Above: Windmill at Southampton (Stony Brook) College
Historically windmills were bought and sold and moved around quite often. In addition to being very attractive machines, windmills provided a good living for millers and were a very necessary and practical part of live. They were gristmills, grinding grain into feed for animals and flour for people. When there was no wind some of them had engines to spin their domes around to do the grinding, and before that oxen would pull them around.

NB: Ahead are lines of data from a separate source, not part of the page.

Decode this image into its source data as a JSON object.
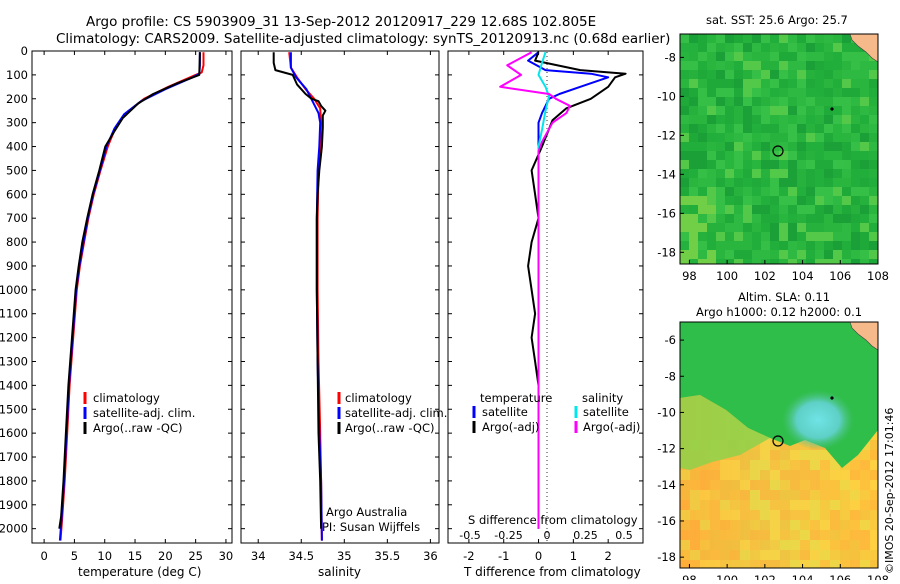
{
  "header": {
    "line1": "Argo profile: CS 5903909_31 13-Sep-2012 20120917_229 12.68S 102.805E",
    "line2": "Climatology: CARS2009. Satellite-adjusted climatology: synTS_20120913.nc (0.68d earlier)"
  },
  "colors": {
    "climatology": "#ff0000",
    "satellite": "#0000ff",
    "argo": "#000000",
    "sal_satellite": "#00e5ee",
    "sal_argo": "#ff00ff"
  },
  "chart_data": [
    {
      "type": "line",
      "id": "temperature",
      "xlabel": "temperature (deg C)",
      "xlim": [
        -2,
        31
      ],
      "ylim": [
        2060,
        0
      ],
      "y_ticks": [
        0,
        100,
        200,
        300,
        400,
        500,
        600,
        700,
        800,
        900,
        1000,
        1100,
        1200,
        1300,
        1400,
        1500,
        1600,
        1700,
        1800,
        1900,
        2000
      ],
      "x_ticks": [
        0,
        5,
        10,
        15,
        20,
        25,
        30
      ],
      "legend": [
        "climatology",
        "satellite-adj. clim.",
        "Argo(..raw -QC)"
      ],
      "series": [
        {
          "name": "climatology",
          "color": "#ff0000",
          "points": [
            [
              26.3,
              5
            ],
            [
              26.3,
              60
            ],
            [
              26.0,
              90
            ],
            [
              25.0,
              100
            ],
            [
              20.5,
              150
            ],
            [
              16.5,
              200
            ],
            [
              13.5,
              260
            ],
            [
              11.8,
              320
            ],
            [
              10.5,
              400
            ],
            [
              9.3,
              500
            ],
            [
              8.2,
              600
            ],
            [
              7.3,
              700
            ],
            [
              6.6,
              800
            ],
            [
              5.9,
              900
            ],
            [
              5.4,
              1000
            ],
            [
              4.8,
              1200
            ],
            [
              4.2,
              1400
            ],
            [
              3.8,
              1600
            ],
            [
              3.4,
              1800
            ],
            [
              3.0,
              1950
            ],
            [
              2.7,
              2050
            ]
          ]
        },
        {
          "name": "satellite-adj. clim.",
          "color": "#0000ff",
          "points": [
            [
              25.7,
              5
            ],
            [
              25.7,
              60
            ],
            [
              25.6,
              95
            ],
            [
              24.5,
              110
            ],
            [
              20.0,
              160
            ],
            [
              16.0,
              210
            ],
            [
              13.2,
              265
            ],
            [
              11.6,
              325
            ],
            [
              10.3,
              400
            ],
            [
              9.2,
              500
            ],
            [
              8.1,
              600
            ],
            [
              7.2,
              700
            ],
            [
              6.5,
              800
            ],
            [
              5.8,
              900
            ],
            [
              5.3,
              1000
            ],
            [
              4.7,
              1200
            ],
            [
              4.1,
              1400
            ],
            [
              3.7,
              1600
            ],
            [
              3.3,
              1800
            ],
            [
              2.9,
              1950
            ],
            [
              2.6,
              2050
            ]
          ]
        },
        {
          "name": "Argo(..raw -QC)",
          "color": "#000000",
          "points": [
            [
              25.7,
              5
            ],
            [
              25.6,
              100
            ],
            [
              22.0,
              135
            ],
            [
              18.0,
              180
            ],
            [
              15.5,
              220
            ],
            [
              13.0,
              280
            ],
            [
              11.5,
              340
            ],
            [
              10.1,
              400
            ],
            [
              9.1,
              500
            ],
            [
              8.0,
              600
            ],
            [
              7.1,
              700
            ],
            [
              6.3,
              800
            ],
            [
              5.7,
              900
            ],
            [
              5.2,
              1000
            ],
            [
              4.6,
              1200
            ],
            [
              4.0,
              1400
            ],
            [
              3.6,
              1600
            ],
            [
              3.2,
              1800
            ],
            [
              2.8,
              1950
            ],
            [
              2.5,
              2000
            ]
          ]
        }
      ]
    },
    {
      "type": "line",
      "id": "salinity",
      "xlabel": "salinity",
      "xlim": [
        33.8,
        36.1
      ],
      "ylim": [
        2060,
        0
      ],
      "x_ticks": [
        34,
        34.5,
        35,
        35.5,
        36
      ],
      "legend": [
        "climatology",
        "satellite-adj. clim.",
        "Argo(..raw -QC)"
      ],
      "annotation": [
        "Argo Australia",
        "PI: Susan Wijffels"
      ],
      "series": [
        {
          "name": "climatology",
          "color": "#ff0000",
          "points": [
            [
              34.36,
              5
            ],
            [
              34.38,
              70
            ],
            [
              34.45,
              110
            ],
            [
              34.55,
              160
            ],
            [
              34.65,
              200
            ],
            [
              34.72,
              240
            ],
            [
              34.73,
              300
            ],
            [
              34.72,
              400
            ],
            [
              34.7,
              500
            ],
            [
              34.69,
              700
            ],
            [
              34.69,
              1000
            ],
            [
              34.7,
              1300
            ],
            [
              34.72,
              1600
            ],
            [
              34.73,
              1800
            ],
            [
              34.74,
              2050
            ]
          ]
        },
        {
          "name": "satellite-adj. clim.",
          "color": "#0000ff",
          "points": [
            [
              34.38,
              5
            ],
            [
              34.38,
              70
            ],
            [
              34.44,
              110
            ],
            [
              34.56,
              160
            ],
            [
              34.63,
              210
            ],
            [
              34.7,
              260
            ],
            [
              34.72,
              300
            ],
            [
              34.71,
              400
            ],
            [
              34.69,
              500
            ],
            [
              34.68,
              700
            ],
            [
              34.68,
              1000
            ],
            [
              34.69,
              1300
            ],
            [
              34.71,
              1600
            ],
            [
              34.73,
              1800
            ],
            [
              34.74,
              2050
            ]
          ]
        },
        {
          "name": "Argo(..raw -QC)",
          "color": "#000000",
          "points": [
            [
              34.18,
              5
            ],
            [
              34.18,
              50
            ],
            [
              34.2,
              80
            ],
            [
              34.4,
              100
            ],
            [
              34.45,
              140
            ],
            [
              34.55,
              180
            ],
            [
              34.62,
              200
            ],
            [
              34.7,
              210
            ],
            [
              34.73,
              230
            ],
            [
              34.78,
              250
            ],
            [
              34.75,
              270
            ],
            [
              34.75,
              320
            ],
            [
              34.74,
              400
            ],
            [
              34.71,
              500
            ],
            [
              34.69,
              600
            ],
            [
              34.68,
              700
            ],
            [
              34.68,
              1000
            ],
            [
              34.69,
              1300
            ],
            [
              34.7,
              1600
            ],
            [
              34.72,
              1800
            ],
            [
              34.73,
              2000
            ]
          ]
        }
      ]
    },
    {
      "type": "line",
      "id": "difference",
      "xlabel": "T difference from climatology",
      "xlabel_top": "S difference from climatology",
      "xlim": [
        -2.6,
        3.0
      ],
      "ylim": [
        2060,
        0
      ],
      "x_ticks": [
        -2,
        -1,
        0,
        1,
        2
      ],
      "s_ticks": [
        "-0.5",
        "-0.25",
        "0",
        "0.25",
        "0.5"
      ],
      "legend_left_title": "temperature",
      "legend_right_title": "salinity",
      "legend_left": [
        "satellite",
        "Argo(-adj)"
      ],
      "legend_right": [
        "satellite",
        "Argo(-adj)"
      ],
      "series": [
        {
          "name": "satellite",
          "color": "#0000ff",
          "points": [
            [
              0.0,
              5
            ],
            [
              -0.3,
              40
            ],
            [
              0.2,
              80
            ],
            [
              1.5,
              95
            ],
            [
              2.0,
              110
            ],
            [
              1.2,
              150
            ],
            [
              0.6,
              180
            ],
            [
              0.3,
              200
            ],
            [
              0.1,
              260
            ],
            [
              0.0,
              300
            ],
            [
              0.0,
              500
            ],
            [
              0.0,
              1000
            ],
            [
              0.0,
              1500
            ],
            [
              0.0,
              2000
            ]
          ]
        },
        {
          "name": "Argo(-adj)",
          "color": "#000000",
          "points": [
            [
              0.0,
              5
            ],
            [
              -0.1,
              40
            ],
            [
              1.2,
              80
            ],
            [
              2.5,
              95
            ],
            [
              2.2,
              110
            ],
            [
              2.0,
              150
            ],
            [
              1.5,
              200
            ],
            [
              0.8,
              240
            ],
            [
              0.4,
              290
            ],
            [
              0.1,
              400
            ],
            [
              -0.2,
              500
            ],
            [
              -0.1,
              600
            ],
            [
              0.0,
              700
            ],
            [
              -0.2,
              800
            ],
            [
              -0.3,
              900
            ],
            [
              -0.2,
              1000
            ],
            [
              -0.1,
              1100
            ],
            [
              -0.2,
              1200
            ],
            [
              -0.1,
              1300
            ],
            [
              0.0,
              1400
            ],
            [
              0.0,
              1500
            ],
            [
              0.0,
              1600
            ],
            [
              0.0,
              1800
            ],
            [
              0.0,
              2000
            ]
          ]
        },
        {
          "name": "satellite",
          "color": "#00e5ee",
          "points": [
            [
              0.2,
              5
            ],
            [
              0.1,
              50
            ],
            [
              0.0,
              100
            ],
            [
              0.2,
              150
            ],
            [
              0.3,
              190
            ],
            [
              0.2,
              250
            ],
            [
              0.1,
              330
            ],
            [
              0.0,
              400
            ],
            [
              0.0,
              500
            ],
            [
              0.0,
              1000
            ],
            [
              0.0,
              1500
            ],
            [
              0.0,
              2000
            ]
          ]
        },
        {
          "name": "Argo(-adj)",
          "color": "#ff00ff",
          "points": [
            [
              -0.2,
              5
            ],
            [
              -0.9,
              60
            ],
            [
              -0.5,
              100
            ],
            [
              -1.1,
              150
            ],
            [
              0.3,
              180
            ],
            [
              0.5,
              200
            ],
            [
              0.9,
              230
            ],
            [
              0.8,
              260
            ],
            [
              0.4,
              300
            ],
            [
              0.1,
              380
            ],
            [
              0.0,
              420
            ],
            [
              0.0,
              500
            ],
            [
              0.0,
              1000
            ],
            [
              0.0,
              1500
            ],
            [
              0.0,
              2000
            ]
          ]
        }
      ]
    },
    {
      "type": "heatmap",
      "id": "sst-map",
      "title": "sat. SST: 25.6 Argo: 25.7",
      "xlim": [
        97.5,
        108
      ],
      "ylim": [
        -18.6,
        -6.8
      ],
      "x_ticks": [
        98,
        100,
        102,
        104,
        106,
        108
      ],
      "y_ticks": [
        -8,
        -10,
        -12,
        -14,
        -16,
        -18
      ],
      "marker": [
        102.8,
        -12.7
      ]
    },
    {
      "type": "heatmap",
      "id": "sla-map",
      "title": "Altim. SLA: 0.11",
      "subtitle": "Argo h1000: 0.12 h2000: 0.1",
      "xlim": [
        97.5,
        108
      ],
      "ylim": [
        -18.6,
        -5.0
      ],
      "x_ticks": [
        98,
        100,
        102,
        104,
        106,
        108
      ],
      "y_ticks": [
        -6,
        -8,
        -10,
        -12,
        -14,
        -16,
        -18
      ],
      "marker": [
        102.8,
        -12.7
      ],
      "side_label": "©IMOS 20-Sep-2012 17:01:46"
    }
  ]
}
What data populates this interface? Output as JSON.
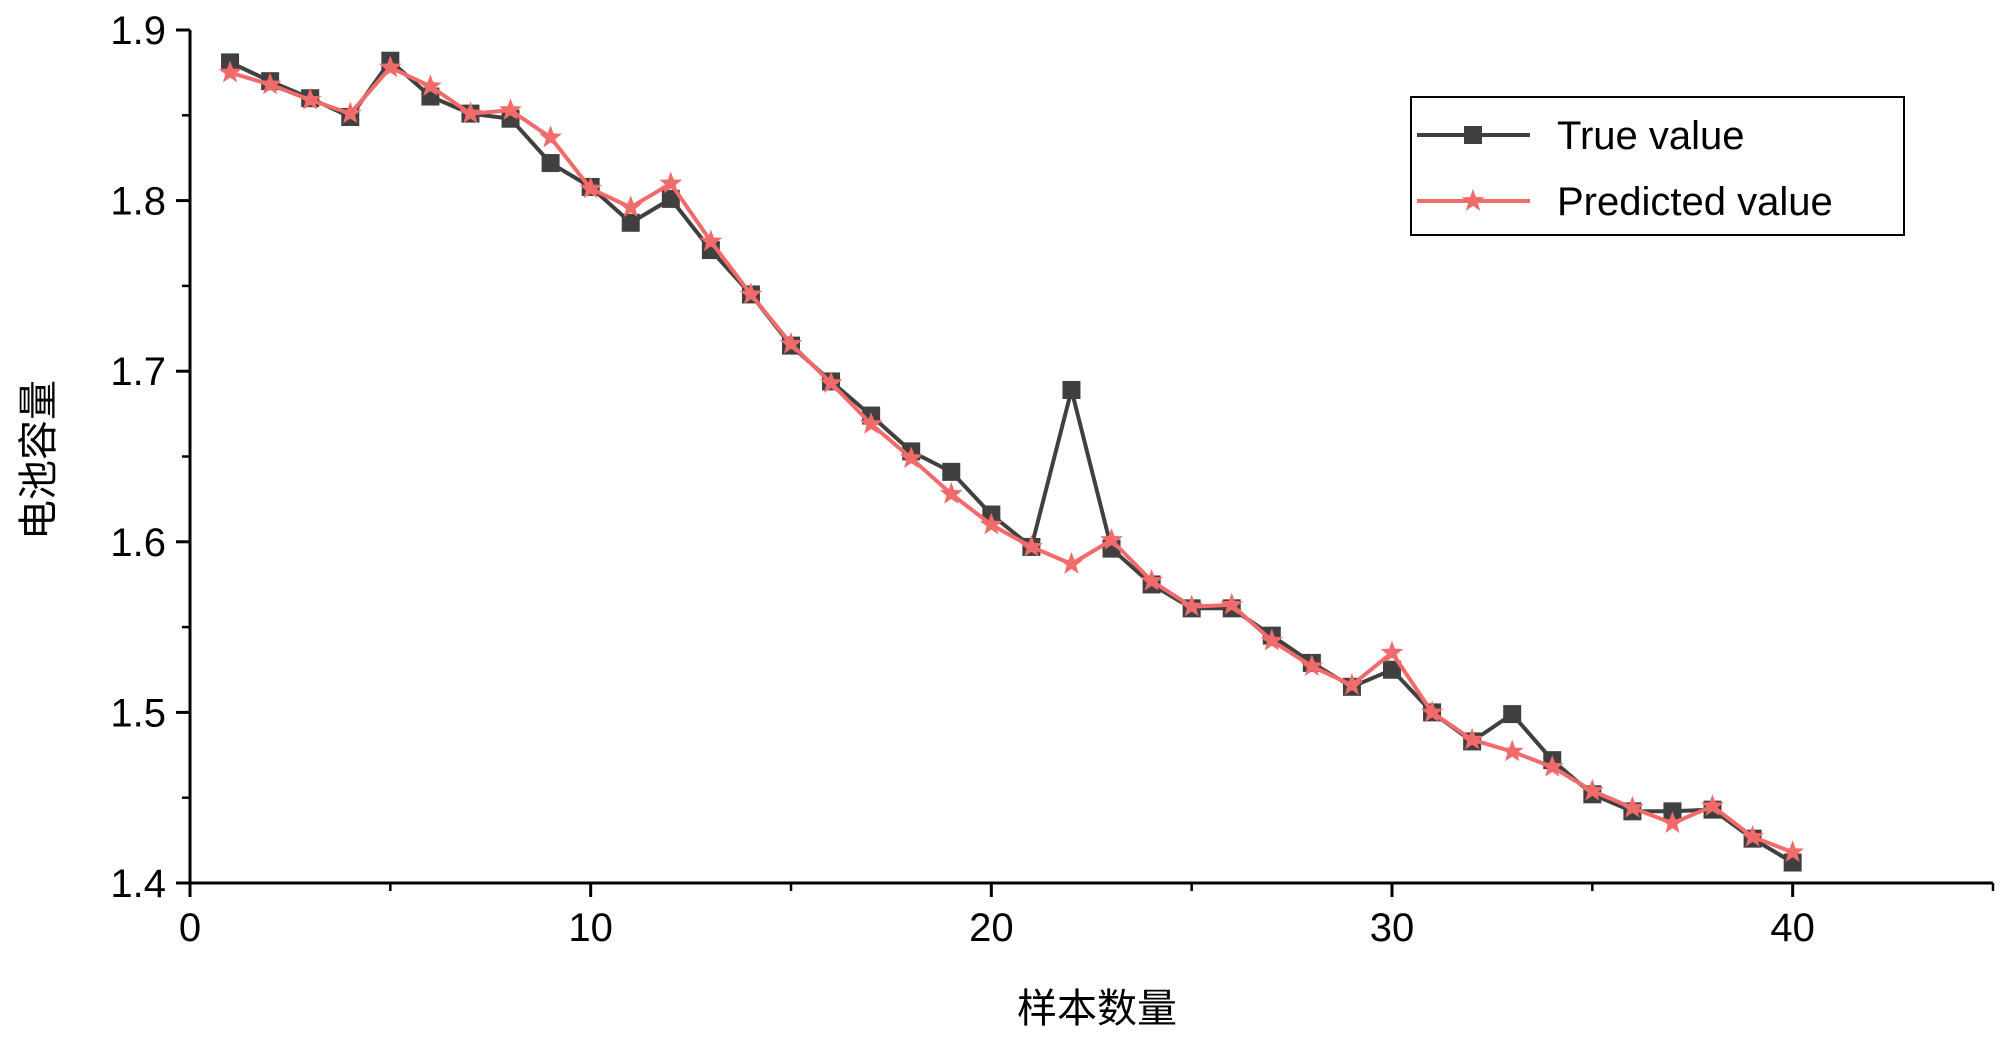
{
  "chart_data": {
    "type": "line",
    "title": "",
    "xlabel": "样本数量",
    "ylabel": "电池容量",
    "xlim": [
      0,
      45
    ],
    "ylim": [
      1.4,
      1.9
    ],
    "xticks": [
      "0",
      "10",
      "20",
      "30",
      "40"
    ],
    "yticks": [
      "1.4",
      "1.5",
      "1.6",
      "1.7",
      "1.8",
      "1.9"
    ],
    "grid": false,
    "legend_position": "top-right",
    "x": [
      1,
      2,
      3,
      4,
      5,
      6,
      7,
      8,
      9,
      10,
      11,
      12,
      13,
      14,
      15,
      16,
      17,
      18,
      19,
      20,
      21,
      22,
      23,
      24,
      25,
      26,
      27,
      28,
      29,
      30,
      31,
      32,
      33,
      34,
      35,
      36,
      37,
      38,
      39,
      40
    ],
    "series": [
      {
        "name": "True value",
        "color": "#404040",
        "marker": "square",
        "values": [
          1.881,
          1.87,
          1.86,
          1.849,
          1.882,
          1.861,
          1.851,
          1.848,
          1.822,
          1.808,
          1.787,
          1.801,
          1.771,
          1.745,
          1.715,
          1.694,
          1.674,
          1.653,
          1.641,
          1.616,
          1.597,
          1.689,
          1.596,
          1.575,
          1.561,
          1.561,
          1.545,
          1.529,
          1.515,
          1.525,
          1.5,
          1.483,
          1.499,
          1.472,
          1.452,
          1.442,
          1.442,
          1.443,
          1.426,
          1.412
        ]
      },
      {
        "name": "Predicted value",
        "color": "#F26B6B",
        "marker": "star",
        "values": [
          1.875,
          1.868,
          1.859,
          1.851,
          1.878,
          1.867,
          1.851,
          1.853,
          1.837,
          1.807,
          1.796,
          1.81,
          1.776,
          1.745,
          1.716,
          1.693,
          1.669,
          1.649,
          1.628,
          1.61,
          1.597,
          1.587,
          1.601,
          1.577,
          1.562,
          1.563,
          1.542,
          1.527,
          1.516,
          1.535,
          1.5,
          1.484,
          1.477,
          1.468,
          1.454,
          1.444,
          1.435,
          1.445,
          1.427,
          1.418
        ]
      }
    ]
  }
}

Familiar Southampton historian, William S. Pelletreau, write about the Wainscott Windmill in The Bridgehampton News on Oct. 30, 1915:
“This mill was originally built on the west side of Wind Mill Lane or the west street, of Southampton village, a little ways south of the North Sea Road. At this point there was an old fort built during the Revolution and on its site were erected three wind mills. One was blown down, another was burned down in 1812, and the wind mill now under consideration was built on the same site in 1813. The owners were Jeremiah Jagger and Obadiah Foster, and the cost was $304. As we were born in a house not very far distant, this mill is one of the recollections of our early childhood. The miller at that time was Obadiah Howell, well known as ‘Uncle Oby.’ About a quarter of a mile south of it, at the junction of Hill street and Windmill Lane, was another mill, standing on Mill Hill and for many years a very conspicuous feature of the landscape. This mill was owned by Capt. Barney R. Green in 1849, and he conceived the idea of purchasing the north mill and having it removed to Mill Hill by the side of the other and having one miller tend both. This was done about 1850. The miller was Richard Dunster. When the wind was regular, it was all well enough, but when the wind was ‘flawey’ or blew a gale it was amusing to see the miller running like a shuttle to and from each mill. It was soon found to be impracticable, and about 1852 Captain Green sold the mill to parties from Wainscott, and it was moved to that place.”
Above: Wainscott Windmill
Here’s a great link listing all 11 Long Island Windmills, their locations, and a little bit about them: http://www.discoverlongisland.com/pr_detail.cfm/ID/65/group_ID/6. There’s also a great book called “Windmills and Water Mills of Long Island,” part of the Images of America series by Arcadia Press. It would make for a great weekend of sightseeing. Many of them host tours.